Right jugular approach (Step I) crossing the struts of the left brachiocephalic stent with a hydrophilic guidewire (Step II) through the occluded superior vena cava to the inferior vena cava (Table 2). Pre-dilation is required (Step III) due to the crossing of the struts of the stent, allowing the structural modification of the struts (crushing) and the placement of a Zilver vena stent 60 × 14 × 60 mm (Step IV), always observing a residual constriction just at the site of the crossing cells, which we call it an hourglass image. Finally post-dilation was performed (Step V) with control phlebography (Step VI) (Fig. 1). In this case, during post-dilation step (V), the guidewire was pulled by mistake and lost without being able to cannulate the same strut again, so the procedure was repeated once more, through another cell, with the same pre-dilatation progression, and the same stent. Final phlebography showed partial in-stent thrombosis but abundant collateral circulation.

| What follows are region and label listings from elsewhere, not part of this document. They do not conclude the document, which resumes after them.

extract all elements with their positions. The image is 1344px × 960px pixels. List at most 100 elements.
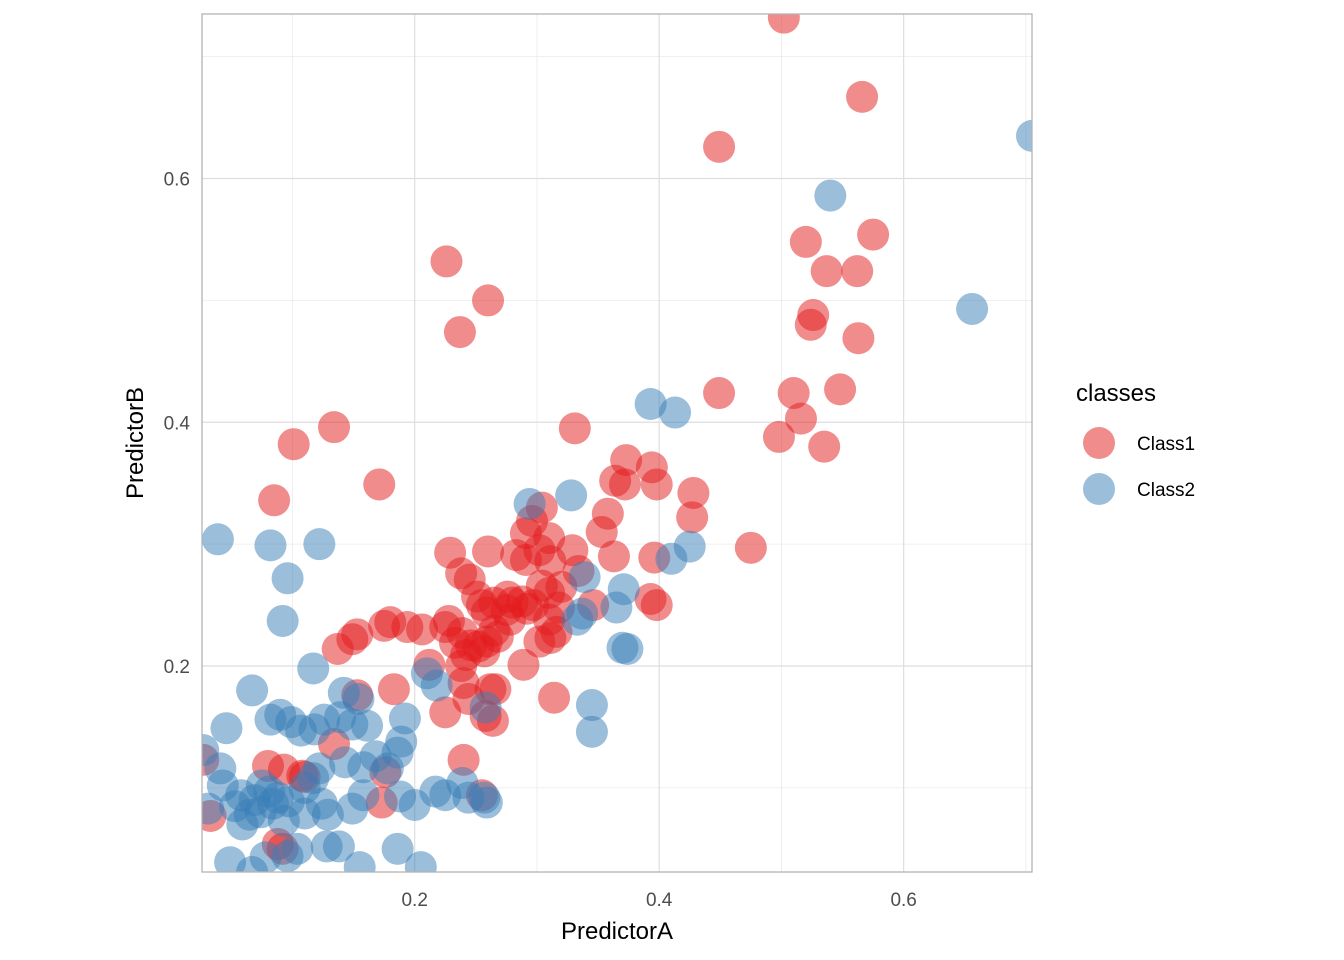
data-point-class2 [351,709,384,742]
data-point-class1 [363,468,396,501]
data-point-class1 [703,130,736,163]
data-point-class2 [568,561,601,594]
y-tick-label: 0.2 [164,657,190,678]
data-point-class2 [254,529,287,562]
data-point-class1 [734,531,767,564]
data-point-class2 [303,528,336,561]
data-point-class2 [371,752,404,785]
x-axis-ticks: 0.2 0.4 0.6 [401,890,916,911]
data-point-class1 [277,428,310,461]
data-point-class2 [210,712,243,745]
data-point-class1 [842,322,875,355]
data-point-class2 [311,798,344,831]
data-point-class1 [824,373,857,406]
data-point-class2 [236,674,269,707]
data-point-class1 [789,225,822,258]
data-point-class2 [659,396,692,429]
data-point-class2 [561,603,594,636]
data-point-class1 [591,497,624,530]
data-point-class1 [391,611,424,644]
y-tick-label: 0.4 [164,413,191,434]
data-point-class2 [384,780,417,813]
data-point-class2 [381,832,414,865]
data-point-class1 [472,535,505,568]
data-point-class2 [343,851,376,872]
data-point-class1 [777,377,810,410]
data-point-class2 [575,689,608,722]
data-point-class2 [271,562,304,595]
x-tick-label: 0.2 [401,890,427,911]
data-point-class1 [558,412,591,445]
legend-key-class1 [1083,427,1115,459]
data-point-class1 [430,245,463,278]
data-point-class1 [703,377,736,410]
x-axis-title: PredictorA [561,918,673,945]
data-point-class2 [202,523,234,556]
data-point-class1 [258,484,291,517]
data-point-class1 [465,589,498,622]
data-point-class1 [443,316,476,349]
data-point-class2 [600,591,633,624]
data-point-class2 [236,856,269,872]
data-point-class1 [676,501,709,534]
legend-label-class1: Class1 [1137,434,1195,455]
panel-border [201,13,1033,873]
y-axis-title: PredictorB [122,387,149,499]
data-point-class1 [507,648,540,681]
data-point-class1 [500,539,533,572]
legend-key-class2 [1083,473,1115,505]
data-point-class2 [470,786,503,819]
data-point-class2 [347,779,380,812]
y-axis-ticks: 0.2 0.4 0.6 [164,170,191,679]
data-point-class1 [767,14,800,34]
data-point-class2 [297,652,330,685]
data-point-class2 [655,542,688,575]
data-point-class1 [368,609,401,642]
data-point-class2 [634,388,667,420]
legend-label-class2: Class2 [1137,480,1195,501]
data-point-class1 [810,255,843,288]
data-point-class2 [404,851,437,872]
data-point-class2 [814,179,847,212]
data-points [202,14,1032,872]
data-point-class1 [784,402,817,435]
data-point-class2 [226,808,259,841]
data-point-class1 [846,80,879,113]
legend-title: classes [1076,380,1156,407]
data-point-class1 [429,696,462,729]
data-point-class2 [956,292,989,325]
data-point-class2 [469,691,502,724]
data-point-class2 [606,631,639,664]
data-point-class2 [1016,119,1032,152]
data-point-class2 [420,669,453,702]
data-point-class1 [377,673,410,706]
data-point-class2 [266,604,299,637]
legend: classes Class1 Class2 [1076,380,1195,505]
data-point-class1 [841,255,874,288]
data-point-class2 [347,751,380,784]
data-point-class2 [322,830,355,863]
data-point-class1 [434,536,467,569]
data-point-class1 [762,420,795,453]
data-point-class1 [599,464,632,497]
data-point-class1 [640,589,673,622]
data-point-class2 [513,487,546,520]
data-point-class1 [321,632,354,665]
data-point-class1 [794,308,827,341]
x-tick-label: 0.6 [890,890,916,911]
data-point-class1 [534,545,567,578]
data-point-class1 [472,284,505,317]
data-point-class2 [575,715,608,748]
data-point-class1 [808,430,841,463]
data-point-class1 [677,476,710,509]
data-point-class1 [447,743,480,776]
data-point-class1 [538,681,571,714]
data-point-class1 [597,540,630,573]
data-point-class1 [318,411,351,444]
data-point-class1 [857,218,890,251]
data-point-class2 [202,792,225,825]
data-point-class1 [640,468,673,501]
data-point-class2 [281,832,314,865]
x-tick-label: 0.4 [646,890,673,911]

At the end of the procedure, the patient experienced the disappearance of facial congestion and relief of the dyspnea as a sign of a marked increase in venous return, immediately after stent release, despite in-stent thrombosis.

Figure 1 Transtenting. Step I to VI (see table II): Step I - Diagnosis, Step II - Guidewire, Step III- Pre-dilation, Step IV - Hourglass image, Step V - Post-dilation, Step VI – Final. 

Discussion

A similar technique has been previously documented in the mispositioning of coronary stents at the bifurcation⁸ also known as Crush and Culotte, but not in large venous trunks. In addition, Krasemann, in an in vitro study, demonstrated that dilation and over-dilation are possible through open cells with balloons of greater luminal diameter⁹.

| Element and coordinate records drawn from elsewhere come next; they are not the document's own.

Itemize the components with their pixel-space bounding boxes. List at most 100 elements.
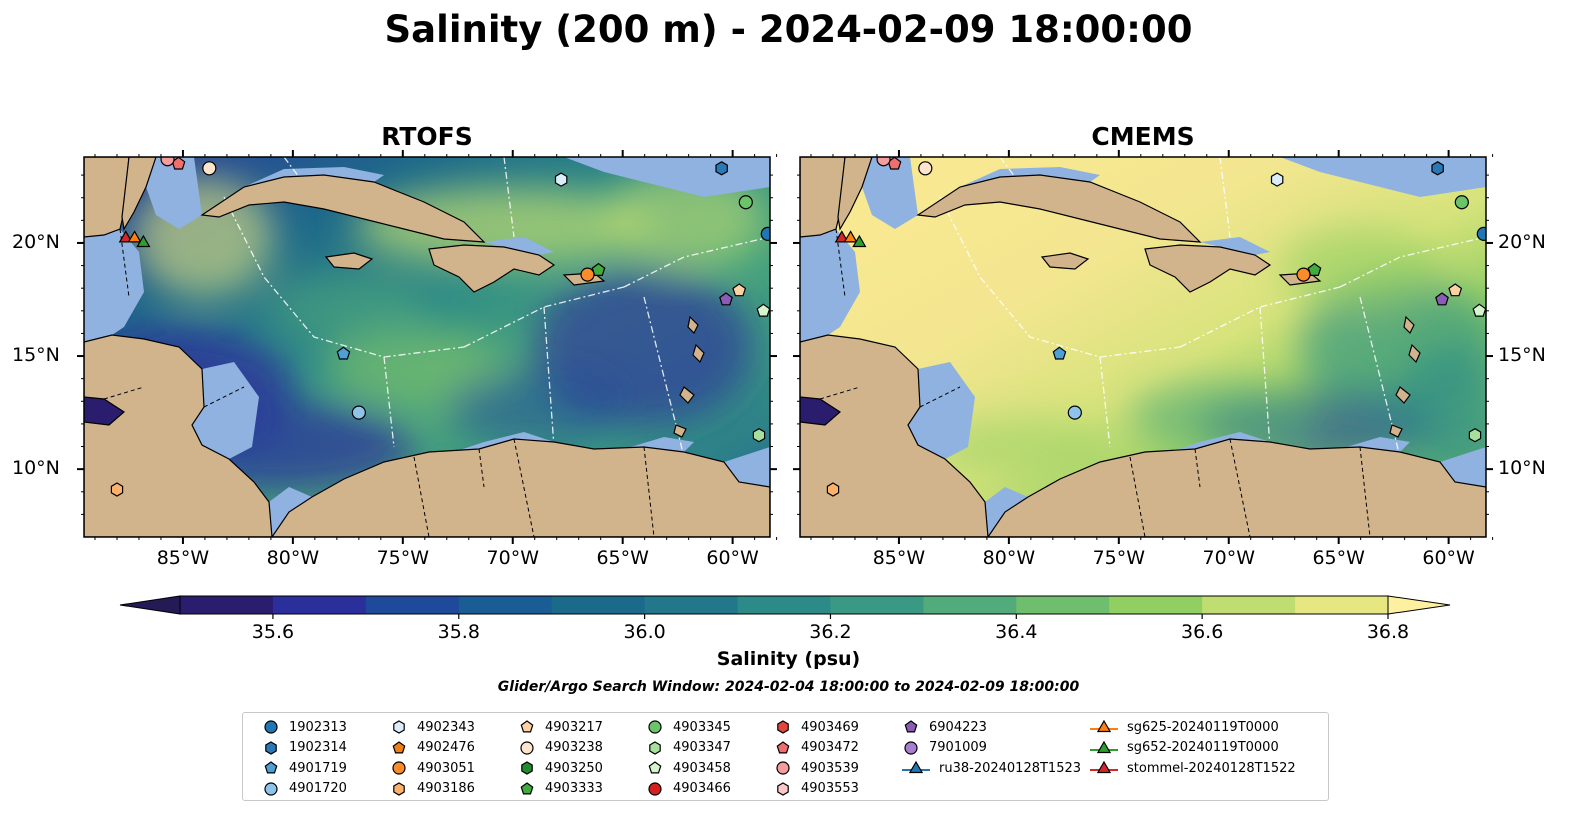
glider-sg652-20240119T0000 bbox=[852, 234, 867, 248]
land bbox=[1408, 343, 1421, 364]
colorbar-segment bbox=[1202, 596, 1296, 614]
eez-boundary bbox=[503, 157, 515, 238]
legend-label: 7901009 bbox=[929, 740, 987, 755]
legend-marker-icon bbox=[265, 740, 277, 755]
legend-marker-icon bbox=[392, 740, 406, 753]
legend-marker-icon bbox=[776, 761, 790, 775]
shallow-shelf bbox=[484, 237, 554, 255]
search-window-caption: Glider/Argo Search Window: 2024-02-04 18… bbox=[497, 679, 1080, 695]
lon-tick-label: 80°W bbox=[266, 547, 320, 569]
colorbar-segment bbox=[551, 596, 646, 614]
lon-tick-label: 75°W bbox=[376, 547, 430, 569]
shallow-shelf bbox=[800, 229, 860, 342]
float-4902343 bbox=[1270, 172, 1284, 187]
eez-boundary bbox=[383, 356, 395, 448]
legend-marker-icon bbox=[521, 761, 533, 775]
legend-item: 4902343 bbox=[389, 717, 475, 737]
float-4903238 bbox=[918, 161, 933, 176]
country-border bbox=[919, 386, 961, 408]
float-1902313 bbox=[1476, 226, 1486, 242]
float-4901719 bbox=[1052, 346, 1067, 360]
legend-label: 6904223 bbox=[929, 719, 987, 735]
float-6904223 bbox=[1435, 292, 1449, 306]
land bbox=[1395, 386, 1411, 404]
frame-ticks bbox=[77, 150, 778, 544]
legend-item: 4902476 bbox=[389, 738, 475, 758]
legend-label: 4903469 bbox=[801, 719, 859, 735]
colorbar-tick-label: 35.6 bbox=[252, 621, 294, 642]
legend-marker-icon bbox=[264, 720, 278, 734]
float-4903345 bbox=[1454, 195, 1469, 210]
lon-tick-label: 65°W bbox=[1312, 547, 1365, 569]
legend-item: 4903333 bbox=[517, 779, 603, 799]
land bbox=[916, 174, 1202, 243]
legend-item: ru38-20240128T1523 bbox=[901, 758, 1081, 778]
legend-label: 4903238 bbox=[545, 740, 603, 755]
cmems-panel-title: CMEMS bbox=[1091, 122, 1195, 151]
legend-marker-icon bbox=[393, 781, 405, 796]
land bbox=[84, 334, 273, 537]
legend-marker-icon bbox=[777, 720, 789, 734]
glider-stommel-20240128T1522 bbox=[834, 230, 849, 243]
land bbox=[692, 343, 705, 364]
glider-stommel-20240128T1522 bbox=[118, 230, 133, 243]
float-1902314 bbox=[1431, 161, 1444, 176]
land bbox=[673, 424, 687, 438]
eez-boundary bbox=[1259, 306, 1271, 448]
colorbar-tick-label: 36.4 bbox=[995, 621, 1037, 642]
legend-label: 4903250 bbox=[545, 760, 603, 776]
float-4903458 bbox=[756, 303, 770, 317]
colorbar-segment bbox=[644, 596, 739, 614]
shallow-shelf bbox=[1200, 237, 1270, 255]
legend-label: ru38-20240128T1523 bbox=[939, 760, 1082, 776]
colorbar-over-extension bbox=[1387, 595, 1451, 615]
legend-marker-icon bbox=[1090, 719, 1118, 733]
shallow-shelf bbox=[84, 229, 144, 342]
legend-item: 1902313 bbox=[261, 717, 347, 737]
land bbox=[800, 334, 989, 537]
legend-marker-icon bbox=[393, 720, 405, 734]
colorbar-segment bbox=[1109, 596, 1203, 614]
legend-item: 4903466 bbox=[645, 779, 731, 799]
float-4903458 bbox=[1472, 303, 1486, 317]
legend-label: 4902343 bbox=[417, 719, 475, 735]
salinity-colorbar: 35.6 35.8 36.0 36.2 36.4 36.6 36.8 bbox=[119, 595, 1451, 642]
float-4903345 bbox=[738, 195, 753, 210]
lat-tick-label: 20°N bbox=[12, 230, 60, 253]
lat-tick-label: 20°N bbox=[1498, 230, 1546, 253]
colorbar-segment bbox=[365, 596, 460, 614]
legend-label: 4903466 bbox=[673, 781, 731, 796]
legend-item: 4901720 bbox=[261, 779, 347, 799]
legend-label: stommel-20240128T1522 bbox=[1127, 760, 1296, 776]
float-4903347 bbox=[1468, 428, 1482, 443]
lon-tick-label: 70°W bbox=[486, 547, 539, 569]
legend-item: 4903217 bbox=[517, 717, 603, 737]
float-4903539 bbox=[160, 157, 175, 167]
colorbar-segment bbox=[737, 596, 832, 614]
legend-label: 4903333 bbox=[545, 781, 603, 796]
legend-label: 4901719 bbox=[289, 760, 347, 776]
legend-label: 4903472 bbox=[801, 740, 859, 755]
legend-marker-icon bbox=[904, 740, 918, 755]
land bbox=[121, 157, 157, 231]
legend-marker-icon bbox=[264, 761, 278, 774]
legend-marker-icon bbox=[904, 720, 918, 733]
legend-item: 4903458 bbox=[645, 758, 731, 778]
legend-label: 4903345 bbox=[673, 719, 731, 735]
float-1902313 bbox=[760, 226, 770, 242]
legend-label: 4903553 bbox=[801, 781, 859, 796]
colorbar-segment bbox=[923, 596, 1017, 614]
colorbar-under-extension bbox=[119, 595, 181, 615]
figure-title: Salinity (200 m) - 2024-02-09 18:00:00 bbox=[384, 8, 1193, 51]
legend-marker-icon bbox=[1090, 760, 1118, 774]
colorbar-segment bbox=[830, 596, 924, 614]
eez-boundary bbox=[1219, 157, 1231, 238]
colorbar-label: Salinity (psu) bbox=[716, 648, 861, 670]
cmems-salinity-map bbox=[793, 150, 1494, 544]
eez-boundary bbox=[223, 196, 465, 358]
legend-marker-icon bbox=[777, 781, 789, 796]
legend-item: 4903051 bbox=[389, 758, 475, 778]
eez-boundary bbox=[939, 196, 1181, 358]
float-4903333 bbox=[591, 262, 606, 277]
lon-tick-label: 60°W bbox=[706, 547, 759, 569]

In our case, SVCS is secondary to a contralateral stent misposition in the left toward the right brachiocephalic vein, associated to in-stent thrombosis related to stent decoupling; that is why we decided to perform this innovative technique.

Although we observed relief of the symptoms, we cannot consider it a technical success due to the loss of the guidewire and the need to repeat the procedure through another cell (strut), resulting in thrombosis. Nonetheless, we did observe immediate clinical improvement after the disappearance of respiratory distress, immediate reduction of facial swelling, and stopping dependence on continuous positive airway pressure during nighttime rest.

We associated thrombosis with excessive surgical time (360 min), the need to repeat the procedure a second time, endothelial injury secondary to a port catheter, and the double chemotherapy administration for breast cancer and ovarian cancer, radiotherapy, and poor anticoagulation doses due to the 7 days evolution of a subcapsular renal hematoma. We did not decide to use suction devices resolving in-stent thrombosis because they were not available at that time, and we decided not to perform thrombolysis due to the recent history of left renal intracapsular hemorrhage; in addition, to the exhaustion of financial resources by the patient. Long-term oral treatment with Rivaroxaban and Ticagrelor 90 mg was indicated due to the personal history.

Conclusion

We will see an increase in the number of cases of iatrogenic SVCS. In our experience, crossing a guidewire through the struts of a previously placed stent to release a self-expanding stent and post-dilation of the cells is possible, with high technical and clinical success rates once the technique is improved, but still, proper studies are needed. Endovascular treatment is associated with few complications and rapid clinical improvement. And, it is a safe and effective method, with a short hospital stay even in an outpatient context, so we consider that it should always be the first option in thoracic vessels.